Laos is the world’s fastest growing market for ivory and a major transit point for illegal ivory from Africa to Vietnam and China. In the absence of real progress on the ground to prosecute criminals implicated in ivory trafficking, EIA calls for CITES trade suspensions against Laos.
Is there a need to revise the existing NIAP or develop a new one? ‘YES‘
An Order issued by the Prime Minister in May 2018 refers to prohibiting trade in species listed on CITES Appendix I and calls for investigation and prosecution of offenders implicated in illegal wildlife trade. Further, the Order directs all relevant Ministries and local authorities “to increase efforts to improve coordination in the inspection and monitoring of the implementation of CITES.” The ICCWC Toolkit assessment report for Laos is publicly available; however, the resulting recommendations from 2014 are yet to be implemented.
Since December 2017, the Government has taken some action against shop owners selling ivory in Vientiane, Vangvieng, Luang Prabang and Bokeo, confiscating openly displayed stocks and warning traders. While welcome, far more action is needed, particularly prosecutions.
Laos is the world’s fastest growing market for ivory
A study published in 2017 demonstrated that Laos has become the fastest growing ivory market in the world.65 It has developed a globally significant role in the illegal ivory trade and, as such, the country’s status should be elevated from Category C to Category A. Ivory is openly offered for sale in Luang Prabang, the Sanjiang market of Vientiane and the Golden Triangle Special Economic Zone, although there are signs that some traders are becoming more discrete (e.g. keeping ivory in backroom stores and arranging appointments online). Ivory carving and production facilities are being moved from China to Laos. EIA investigations have documented how Vietnamese criminal syndicates are smuggling large amounts of ivory from Africa via Laos to Vietnam.

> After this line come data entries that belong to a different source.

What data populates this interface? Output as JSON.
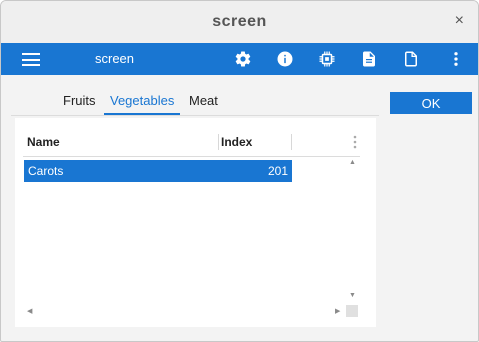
{
  "window": {
    "title": "screen",
    "close_glyph": "×"
  },
  "toolbar": {
    "app_label": "screen",
    "icons": [
      "gear-icon",
      "info-icon",
      "chip-icon",
      "document-text-icon",
      "document-icon",
      "more-vert-icon"
    ]
  },
  "tabs": [
    {
      "label": "Fruits",
      "active": false
    },
    {
      "label": "Vegetables",
      "active": true
    },
    {
      "label": "Meat",
      "active": false
    }
  ],
  "ok_button": {
    "label": "OK"
  },
  "table": {
    "columns": [
      "Name",
      "Index"
    ],
    "rows": [
      {
        "name": "Carots",
        "index": "201",
        "selected": true
      }
    ]
  },
  "colors": {
    "accent": "#1976d2",
    "titlebar": "#efefef",
    "background": "#f3f3f3"
  }
}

Government-authorised large-scale ivory exports
In 2014, the Government authorised at least two Laotian companies to export ivory, in serious contravention of CITES: 20 tonnes by Vinasakhone Trading Company and 90 tonnes by Vannaseng Company. Further authorisations were given in 2015 to the same companies, before being revoked in August 2015. Vannaseng has been implicated in a prosecution in Uganda involving 1,303kg of ivory (437pcs) seized in February 2017.

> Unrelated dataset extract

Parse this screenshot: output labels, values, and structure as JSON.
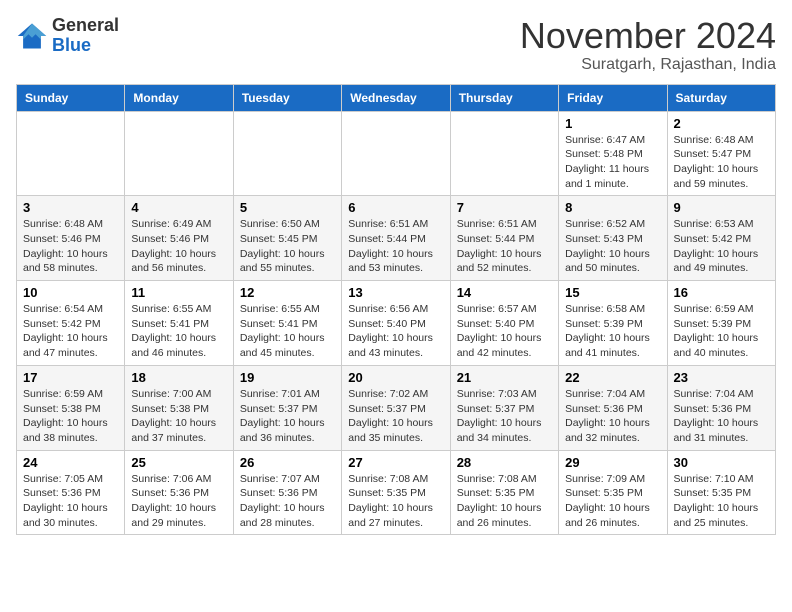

Revision of Penal Code not yet ratified
The proposed revisions to the Penal Code include fines and imprisonment for illegal trade and possession for CITES-listed species but this has not yet been ratified and has therefore not come into force.
Wildlife legislation urgently needs reform
There are major gaps in Laos’ legislation. There is confusion over whether legislation protects African elephants because the Wildlife and Aquatic Law only protects native species. Ivory from captive elephants can be traded, allowing the opportunity for illicit ivory to be laundered through the legal system. While the Prime Minister’s Order of May 2018 mentions protection for CITES species, it is critical that Laos urgently ratifies its national CITES legislation and amended Penal Code.

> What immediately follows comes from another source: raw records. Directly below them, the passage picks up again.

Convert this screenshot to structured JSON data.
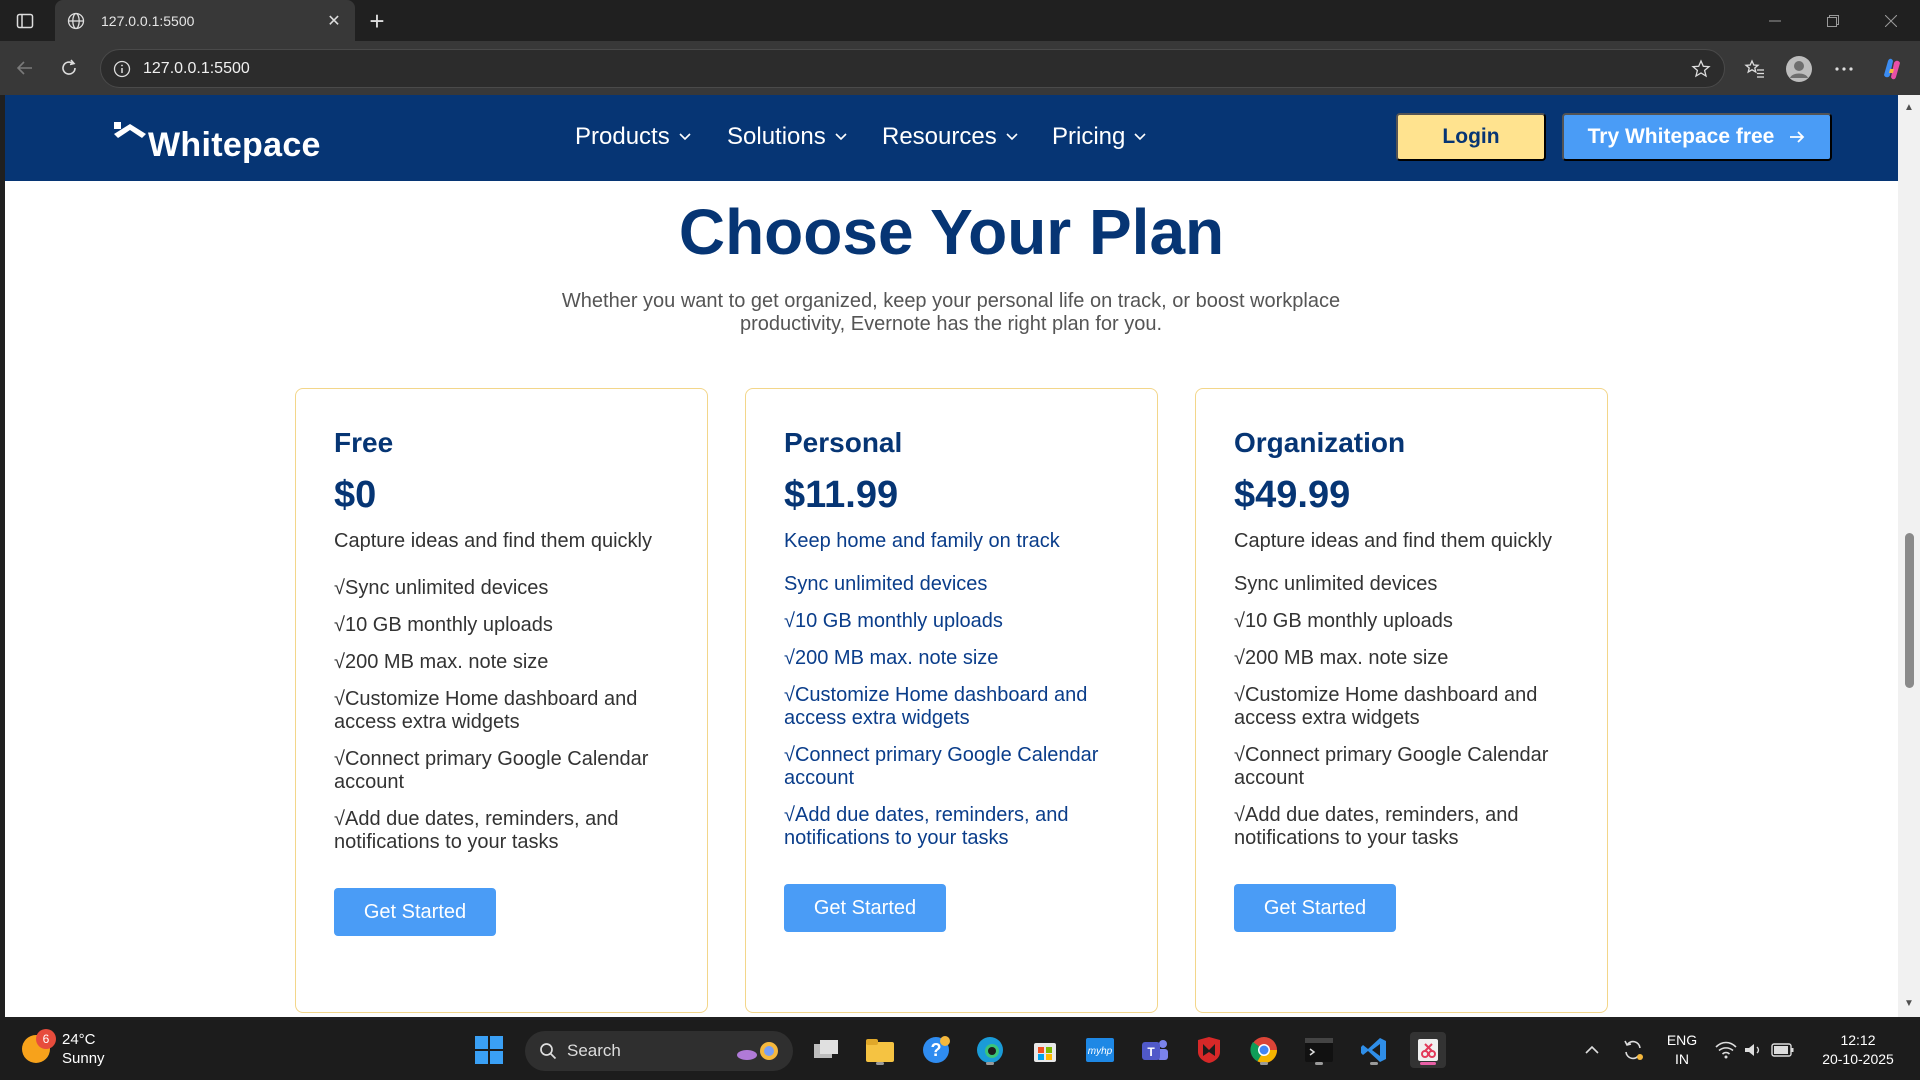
{
  "browser": {
    "tab_title": "127.0.0.1:5500",
    "url": "127.0.0.1:5500"
  },
  "site": {
    "logo_text": "Whitepace",
    "nav": [
      {
        "label": "Products"
      },
      {
        "label": "Solutions"
      },
      {
        "label": "Resources"
      },
      {
        "label": "Pricing"
      }
    ],
    "login_label": "Login",
    "try_label": "Try Whitepace free"
  },
  "hero": {
    "title": "Choose Your Plan",
    "subtitle": "Whether you want to get organized, keep your personal life on track, or boost workplace productivity, Evernote has the right plan for you."
  },
  "plans": [
    {
      "name": "Free",
      "price": "$0",
      "tagline": "Capture ideas and find them quickly",
      "features": [
        "√Sync unlimited devices",
        "√10 GB monthly uploads",
        "√200 MB max. note size",
        "√Customize Home dashboard and access extra widgets",
        "√Connect primary Google Calendar account",
        "√Add due dates, reminders, and notifications to your tasks"
      ],
      "cta": "Get Started"
    },
    {
      "name": "Personal",
      "price": "$11.99",
      "tagline": "Keep home and family on track",
      "features": [
        "Sync unlimited devices",
        "√10 GB monthly uploads",
        "√200 MB max. note size",
        "√Customize Home dashboard and access extra widgets",
        "√Connect primary Google Calendar account",
        "√Add due dates, reminders, and notifications to your tasks"
      ],
      "cta": "Get Started"
    },
    {
      "name": "Organization",
      "price": "$49.99",
      "tagline": "Capture ideas and find them quickly",
      "features": [
        "Sync unlimited devices",
        "√10 GB monthly uploads",
        "√200 MB max. note size",
        "√Customize Home dashboard and access extra widgets",
        "√Connect primary Google Calendar account",
        "√Add due dates, reminders, and notifications to your tasks"
      ],
      "cta": "Get Started"
    }
  ],
  "taskbar": {
    "weather_temp": "24°C",
    "weather_desc": "Sunny",
    "weather_badge": "6",
    "search_label": "Search",
    "lang_line1": "ENG",
    "lang_line2": "IN",
    "time": "12:12",
    "date": "20-10-2025"
  },
  "colors": {
    "brand_navy": "#063574",
    "accent_blue": "#4a9cf6",
    "login_yellow": "#ffe38f",
    "card_border": "#f3d68a"
  }
}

Zero prosecutions for ivory trafficking
The Government has benefited from a significant amount of training and support to tackle the illegal wildlife trade but these initiatives are yet to result in improvements in prosecutions and convictions. Despite the May 2018 Order issued by the Prime Minister, there appears to be a lack of political will by the Laos authorities to tackle ivory trafficking. Research has shown that over 19 tonnes of ivory have been intercepted en route to Laos, but other than one ivory seizure of 48kg in 2015, the country has not made any ivory seizures let alone prosecutions or convictions.
Law enforcement in Laos is poor, which is one of the reasons Laos is used by organised criminal networks to move large quantities of illegal ivory. Customs has scanners and systems in some locations (six fixed and two mobile container scanners), but not all of these scanners are operational.
Displacement from China to Laos
There has been a significant increase in the number of Chinese-owned retail outlets selling ivory in Laos since 2013. Laos is also a growing market for ivory sales to visiting Chinese consumers because prices are cheaper than in China.
Corruption is a major problem. Major wildlife criminals reportedly have direct connections to corrupt Government officials, with bribes enabling ivory to enter Laos.
Laos should be moved from Category C to Category A. Further, in light of lack of progress, trade suspensions should be implemented under the CITES Article XIII procedure that currently applies to Laos.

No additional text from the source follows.